En los últimos años, aquí y en el mundo, se ha renovado la fuerza simbólica del 8 de marzo, día de la mujer. Ha dejado de ser una jornada identificada por las ceremonias y anuncios oficiales, y ha vuelto a ser –como antaño- un hito reconocido por el alcance y la transversalidad de las manifestaciones. Este es un gran logro de muchas mujeres, que han estado detrás de esta nueva ola de activismo y creciente “visibilización” de las brechas y demandas de género.

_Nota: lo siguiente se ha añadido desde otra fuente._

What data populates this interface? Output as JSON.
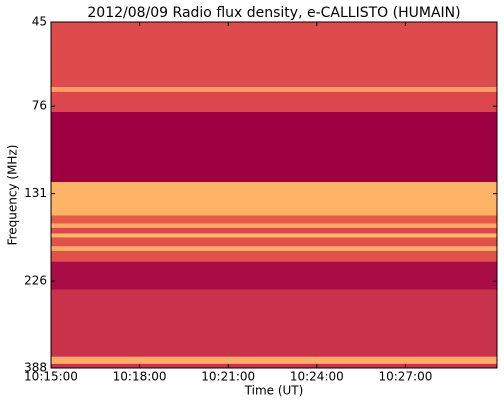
{
  "chart_data": {
    "type": "spectrogram",
    "title": "2012/08/09  Radio flux density, e-CALLISTO (HUMAIN)",
    "xlabel": "Time (UT)",
    "ylabel": "Frequency (MHz)",
    "xlim": [
      "10:15:00",
      "10:30:06"
    ],
    "xticks": [
      "10:15:00",
      "10:18:00",
      "10:21:00",
      "10:24:00",
      "10:27:00"
    ],
    "ylim": [
      45,
      388
    ],
    "yticks": [
      45,
      76,
      131,
      226,
      388
    ],
    "ylog": true,
    "yinverted": true,
    "colormap": [
      "#9e0142",
      "#d53e4f",
      "#f46d43",
      "#fdae61",
      "#fee08b"
    ],
    "bands": [
      {
        "from": 45,
        "to": 67.5,
        "level": 0.32
      },
      {
        "from": 67.5,
        "to": 69.5,
        "level": 0.7
      },
      {
        "from": 69.5,
        "to": 78.8,
        "level": 0.3
      },
      {
        "from": 78.8,
        "to": 122,
        "level": 0
      },
      {
        "from": 122,
        "to": 150,
        "level": 0.78
      },
      {
        "from": 150,
        "to": 158,
        "level": 0.4
      },
      {
        "from": 158,
        "to": 162,
        "level": 0.75
      },
      {
        "from": 162,
        "to": 168,
        "level": 0.3
      },
      {
        "from": 168,
        "to": 172,
        "level": 0.8
      },
      {
        "from": 172,
        "to": 182,
        "level": 0.35
      },
      {
        "from": 182,
        "to": 187,
        "level": 0.75
      },
      {
        "from": 187,
        "to": 200,
        "level": 0.35
      },
      {
        "from": 200,
        "to": 238,
        "level": 0.05
      },
      {
        "from": 238,
        "to": 362,
        "level": 0.2
      },
      {
        "from": 362,
        "to": 378,
        "level": 0.75
      },
      {
        "from": 378,
        "to": 388,
        "level": 0.2
      }
    ]
  }
}
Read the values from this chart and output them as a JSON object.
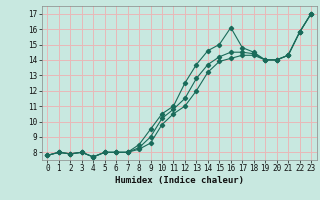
{
  "title": "",
  "xlabel": "Humidex (Indice chaleur)",
  "xlim": [
    -0.5,
    23.5
  ],
  "ylim": [
    7.5,
    17.5
  ],
  "xticks": [
    0,
    1,
    2,
    3,
    4,
    5,
    6,
    7,
    8,
    9,
    10,
    11,
    12,
    13,
    14,
    15,
    16,
    17,
    18,
    19,
    20,
    21,
    22,
    23
  ],
  "yticks": [
    8,
    9,
    10,
    11,
    12,
    13,
    14,
    15,
    16,
    17
  ],
  "bg_color": "#c8e8e0",
  "grid_color": "#e8b8b8",
  "line_color": "#1a6b5a",
  "lines": [
    {
      "x": [
        0,
        1,
        2,
        3,
        4,
        5,
        6,
        7,
        8,
        9,
        10,
        11,
        12,
        13,
        14,
        15,
        16,
        17,
        18,
        19,
        20,
        21,
        22,
        23
      ],
      "y": [
        7.8,
        8.0,
        7.9,
        8.0,
        7.7,
        8.0,
        8.0,
        8.0,
        8.5,
        9.5,
        10.5,
        11.0,
        12.5,
        13.7,
        14.6,
        15.0,
        16.1,
        14.8,
        14.5,
        14.0,
        14.0,
        14.3,
        15.8,
        17.0
      ]
    },
    {
      "x": [
        0,
        1,
        2,
        3,
        4,
        5,
        6,
        7,
        8,
        9,
        10,
        11,
        12,
        13,
        14,
        15,
        16,
        17,
        18,
        19,
        20,
        21,
        22,
        23
      ],
      "y": [
        7.8,
        8.0,
        7.9,
        8.0,
        7.7,
        8.0,
        8.0,
        8.0,
        8.3,
        9.0,
        10.2,
        10.8,
        11.5,
        12.8,
        13.7,
        14.2,
        14.5,
        14.5,
        14.4,
        14.0,
        14.0,
        14.3,
        15.8,
        17.0
      ]
    },
    {
      "x": [
        0,
        1,
        2,
        3,
        4,
        5,
        6,
        7,
        8,
        9,
        10,
        11,
        12,
        13,
        14,
        15,
        16,
        17,
        18,
        19,
        20,
        21,
        22,
        23
      ],
      "y": [
        7.8,
        8.0,
        7.9,
        8.0,
        7.7,
        8.0,
        8.0,
        8.0,
        8.2,
        8.6,
        9.8,
        10.5,
        11.0,
        12.0,
        13.2,
        13.9,
        14.1,
        14.3,
        14.3,
        14.0,
        14.0,
        14.3,
        15.8,
        17.0
      ]
    }
  ]
}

Este 8 de marzo, también debemos reconocer a las mujeres menos visibles públicamente: aquellas que no han tenido la fuerza para liderar las causas a favor de las mujeres en las calles o en las redes sociales, ni menos han logrado acceder a los recursos y oportunidades para participar en los directorios de las empresas, exponer en seminarios, ser candidatas políticas y, ciertamente, escribir columnas en la prensa. Son mujeres que, desde sus mundos cotidianos, han estado detrás de las importantes transformaciones sociales que hemos vivido como país, pero no han sido debidamente reconocidas ni compensadas.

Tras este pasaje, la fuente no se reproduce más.